Firmato un protocollo di intesta tra il Tesoro e l’Abi, che potrà attivare circa 20 miliardi di finanziamenti. Le concessioni non sono rivolte solo alle giovani coppie

Un fondo da 650 milioni di euro, che potrà sbloccare circa 20 miliardi di euro per la concessione di mutui per la casa. È quanto previsto da un protocollo d’intesa tra il ministero dell’Economia e l’Abi – l’associazione di rappresentanza delle banche in Italia – e che dovrebbe facilitare la concessione di garanzie nella misura massima del 50 per cento della quota capitale di mutui ipotecari, di ammontare non superiore a 250 mila euro, per l’acquisto (o l’acquisto con interventi di ristrutturazione e accrescimento di efficienza energetica) di immobili, non di lusso, da adibire ad abitazione principale del mutuatario.

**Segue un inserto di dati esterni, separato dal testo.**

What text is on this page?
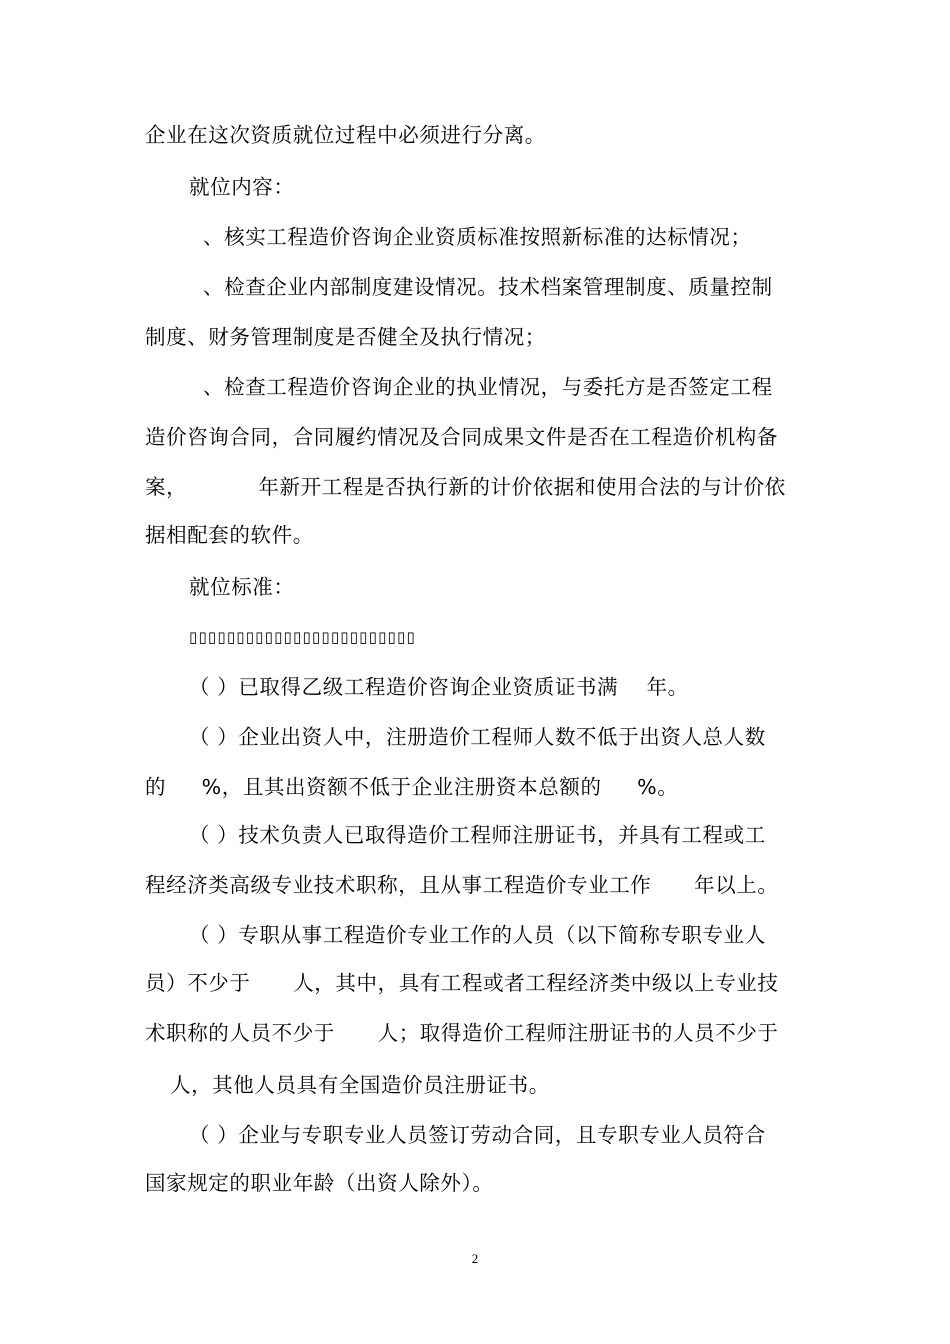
企业在这次资质就位过程中必须进行分离。
就位内容：
、核实工程造价咨询企业资质标准按照新标准的达标情况；
、检查企业内部制度建设情况。技术档案管理制度、质量控制
制度、财务管理制度是否健全及执行情况；
、检查工程造价咨询企业的执业情况，与委托方是否签定工程
造价咨询合同，合同履约情况及合同成果文件是否在工程造价机构备
案，          年新开工程是否执行新的计价依据和使用合法的与计价依
据相配套的软件。
就位标准：
▯▯▯▯▯▯▯▯▯▯▯▯▯▯▯▯▯▯▯▯▯▯▯▯
（ ）已取得乙级工程造价咨询企业资质证书满    年。
（ ）企业出资人中，注册造价工程师人数不低于出资人总人数
的     %，且其出资额不低于企业注册资本总额的     %。
（ ）技术负责人已取得造价工程师注册证书，并具有工程或工
程经济类高级专业技术职称，且从事工程造价专业工作      年以上。
（ ）专职从事工程造价专业工作的人员（以下简称专职专业人
员）不少于      人，其中，具有工程或者工程经济类中级以上专业技
术职称的人员不少于      人；取得造价工程师注册证书的人员不少于
人，其他人员具有全国造价员注册证书。
（ ）企业与专职专业人员签订劳动合同，且专职专业人员符合
国家规定的职业年龄（出资人除外）。
2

NON SOLO GIOVANI, MA… Il Fondo sostituisce e amplia il raggio d’azione del vecchio fondo Giovani Coppie, ora non più attivo. Possono infatti fare richiesta delle nuove garanzie tutti coloro che, alla data di presentazione della domanda di mutuo, non siano proprietari di altri immobili a uso abitativo salvo quelli acquisiti per successione mortis causa, anche in comunione con altri successori, e in uso a titolo gratuito a genitori o fratelli.

AGEVOLAZIONI. Ferma restando la facoltà della banca di erogare il mutuo, è previsto un tasso calmierato (tasso effettivo globale - Teg non superiore al tasso effettivo globale medio – Tegm, pubblicato trimestralmente dal Mef) per le seguenti categorie:

- le giovani coppie (in cui almeno uno dei due componenti non abbia superato i 35 anni);
- i nuclei familiari monogenitoriali con figli minori;
- i giovani di età inferiore ai trentacinque anni titolari di un rapporto di lavoro atipico;
- conduttori di alloggi di proprietà degli IACP, comunque denominati.

Gli elenchi delle banche aderenti al Protocollo presso le quali sarà possibile richiedere le garanzie statali saranno disponibili sul sito della Consap (www.consap.it), oltre che sul sito dell’Abi (www.abi.it).